Gemini 1.5 Pro blows past this limitation with an experimental 1 million token context window - equivalent to over 700,000 words of text, 1 hour of video, or 11 hours of audio content. This massive context window unlocks new sophisticated capabilities:
- Seamlessly analyzing, classifying and summarizing extremely long documents like 400-page mission transcripts
- Understanding complex events in lengthy videos like 44-minute silent films
- Reasoning about codebases with over 100,000 lines to suggest relevant modifications
Importantly, Gemini 1.5 Pro maintains high performance even as the context length grows to 1 million tokens. DeepMind research has even successfully tested up to 10 million tokens.
The expanded context window also enables stronger in-context learning - the ability for AI to learn new skills simply from information provided, with no extra training required. On translation tasks, Gemini 1.5 Pro can learn from manuals to translate at a human level with zero prior exposure.

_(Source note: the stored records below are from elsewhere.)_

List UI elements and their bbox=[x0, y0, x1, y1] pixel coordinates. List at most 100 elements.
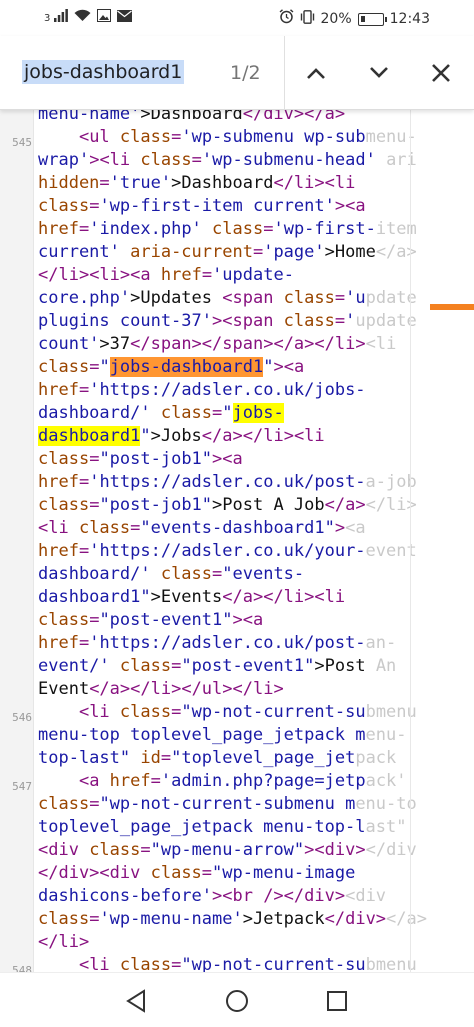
find-close-button[interactable] bbox=[422, 54, 460, 92]
code-token: = bbox=[78, 633, 90, 653]
code-token: = bbox=[171, 702, 182, 722]
code-token: 'update- bbox=[212, 265, 294, 285]
find-match-highlight: jobs-dashboard1 bbox=[109, 357, 264, 377]
wifi-icon bbox=[74, 9, 91, 27]
code-token: </span> bbox=[130, 334, 202, 354]
code-token: </div> bbox=[38, 863, 100, 883]
code-token: > bbox=[212, 449, 223, 469]
code-token: class bbox=[38, 196, 90, 216]
chevron-down-icon bbox=[370, 67, 388, 78]
code-token: <a bbox=[345, 518, 366, 538]
home-button[interactable] bbox=[223, 987, 251, 1015]
code-token: > bbox=[273, 357, 284, 377]
code-token: </li> bbox=[242, 426, 294, 446]
code-token: 'wp-submenu-head' bbox=[201, 150, 376, 170]
source-line: menu-top toplevel_page_jetpack menu- bbox=[38, 724, 474, 747]
code-token: </div> bbox=[324, 909, 387, 929]
code-token: <a bbox=[283, 357, 305, 377]
circle-home-icon bbox=[226, 990, 248, 1012]
code-token: </div> bbox=[283, 886, 346, 906]
code-token: 'page' bbox=[263, 242, 325, 262]
code-token: count' bbox=[38, 334, 100, 354]
code-token: class bbox=[38, 357, 90, 377]
source-line: dashboard/' class="events- bbox=[38, 563, 474, 586]
code-token: = bbox=[171, 656, 182, 676]
code-token: class bbox=[283, 288, 335, 308]
code-token: href bbox=[160, 265, 202, 285]
code-token: <li> bbox=[89, 265, 131, 285]
code-token: <li bbox=[99, 150, 141, 170]
code-token: plugins count-37' bbox=[38, 311, 212, 331]
code-token: 'wp-submenu wp-sub bbox=[181, 127, 366, 147]
code-token: " bbox=[222, 403, 233, 423]
source-line: </div><div class="wp-menu-image bbox=[38, 862, 474, 885]
close-icon bbox=[432, 64, 450, 82]
source-line: event/' class="post-event1">Post An bbox=[38, 655, 474, 678]
code-token: <ul bbox=[78, 127, 120, 147]
source-line: class='wp-menu-name'>Jetpack</div></a> bbox=[38, 908, 474, 931]
source-line: </li><li><a href='update- bbox=[38, 264, 474, 287]
sim-indicator: 3 bbox=[44, 12, 51, 24]
code-token: > bbox=[334, 518, 346, 538]
code-token: top-last" bbox=[38, 748, 131, 768]
code-token: pack bbox=[355, 748, 397, 768]
code-token: <li bbox=[78, 702, 120, 722]
code-token: <a bbox=[222, 449, 243, 469]
code-token: 'https://adsler.co.uk/jobs- bbox=[89, 380, 366, 400]
source-line: hidden='true'>Dashboard</li><li bbox=[38, 172, 474, 195]
code-token: wrap' bbox=[38, 150, 90, 170]
code-token: = bbox=[150, 771, 161, 791]
code-token: 'admin.php?page=jetp bbox=[160, 771, 366, 791]
code-token: ' bbox=[345, 311, 356, 331]
source-line: class="jobs-dashboard1"><a bbox=[38, 356, 474, 379]
code-token: <br /> bbox=[222, 886, 284, 906]
code-token: <li bbox=[38, 518, 79, 538]
code-token: "events- bbox=[222, 564, 305, 584]
source-line: wrap'><li class='wp-submenu-head' ari bbox=[38, 149, 474, 172]
find-previous-button[interactable] bbox=[297, 54, 335, 92]
code-token: = bbox=[78, 472, 90, 492]
code-token: <li bbox=[78, 955, 120, 972]
code-token: "toplevel_page_jet bbox=[171, 748, 356, 768]
find-next-button[interactable] bbox=[360, 54, 398, 92]
back-button[interactable] bbox=[122, 987, 150, 1015]
code-token: = bbox=[78, 380, 90, 400]
code-token: href bbox=[38, 380, 79, 400]
source-line: class="wp-not-current-submenu menu-to bbox=[38, 793, 474, 816]
code-token: > bbox=[232, 610, 243, 630]
code-token: >Post bbox=[314, 656, 366, 676]
code-token: >Dashboard bbox=[171, 173, 274, 193]
code-token: dashboard1" bbox=[38, 587, 151, 607]
code-token: >37 bbox=[99, 334, 131, 354]
source-code-view[interactable]: menu-name'>Dashboard</div></a> <ul class… bbox=[38, 103, 474, 972]
code-token: </a> bbox=[386, 909, 427, 929]
code-token: 'index.php' bbox=[89, 219, 202, 239]
recents-button[interactable] bbox=[323, 987, 351, 1015]
code-token: = bbox=[212, 403, 223, 423]
square-recents-icon bbox=[327, 991, 347, 1011]
source-line: href='https://adsler.co.uk/post-a-job bbox=[38, 471, 474, 494]
battery-level bbox=[360, 15, 365, 22]
code-token: = bbox=[160, 748, 172, 768]
code-token: </span> bbox=[201, 334, 274, 354]
code-token: >Home bbox=[324, 242, 376, 262]
line-number: 547 bbox=[12, 780, 32, 793]
source-line: plugins count-37'><span class='update bbox=[38, 310, 474, 333]
chevron-up-icon bbox=[307, 68, 325, 79]
source-line: dashboard1">Events</a></li><li bbox=[38, 586, 474, 609]
source-line: count'>37</span></span></a></li><li bbox=[38, 333, 474, 356]
code-token: = bbox=[252, 242, 264, 262]
code-token: >Jetpack bbox=[242, 909, 325, 929]
code-token: "post-job1" bbox=[99, 449, 213, 469]
find-query-input[interactable]: jobs-dashboard1 bbox=[22, 60, 185, 84]
code-token: 'true' bbox=[109, 173, 172, 193]
code-token: </li> bbox=[273, 173, 325, 193]
clock: 12:43 bbox=[389, 11, 430, 27]
code-token: class bbox=[150, 863, 202, 883]
code-token: enu- bbox=[365, 725, 407, 745]
code-token: </li> bbox=[38, 932, 90, 952]
source-line: class="post-event1"><a bbox=[38, 609, 474, 632]
code-token: = bbox=[89, 909, 100, 929]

Responsible Testing is Underway; a Limited Preview is Available Now
DeepMind says it is taking great care to test Gemini 1.5 Pro for safety, ethics and representation of harm before release. Building on evaluations for Gemini 1.0 models, new techniques are being developed to account for the unprecedented long-context window.
Gemini 1.5 Pro is launching in a limited preview for developers via Google's AI Studio and enterprise customers using Vertex AI. Signups are open now to try the 1 million token context window before the wider release expected later this year.
This long-awaited upgrade cements Google's leadership in AI and opens amazing new possibilities. With responsible testing and oversight, Gemini 1.5 could take AI assistance to new heights.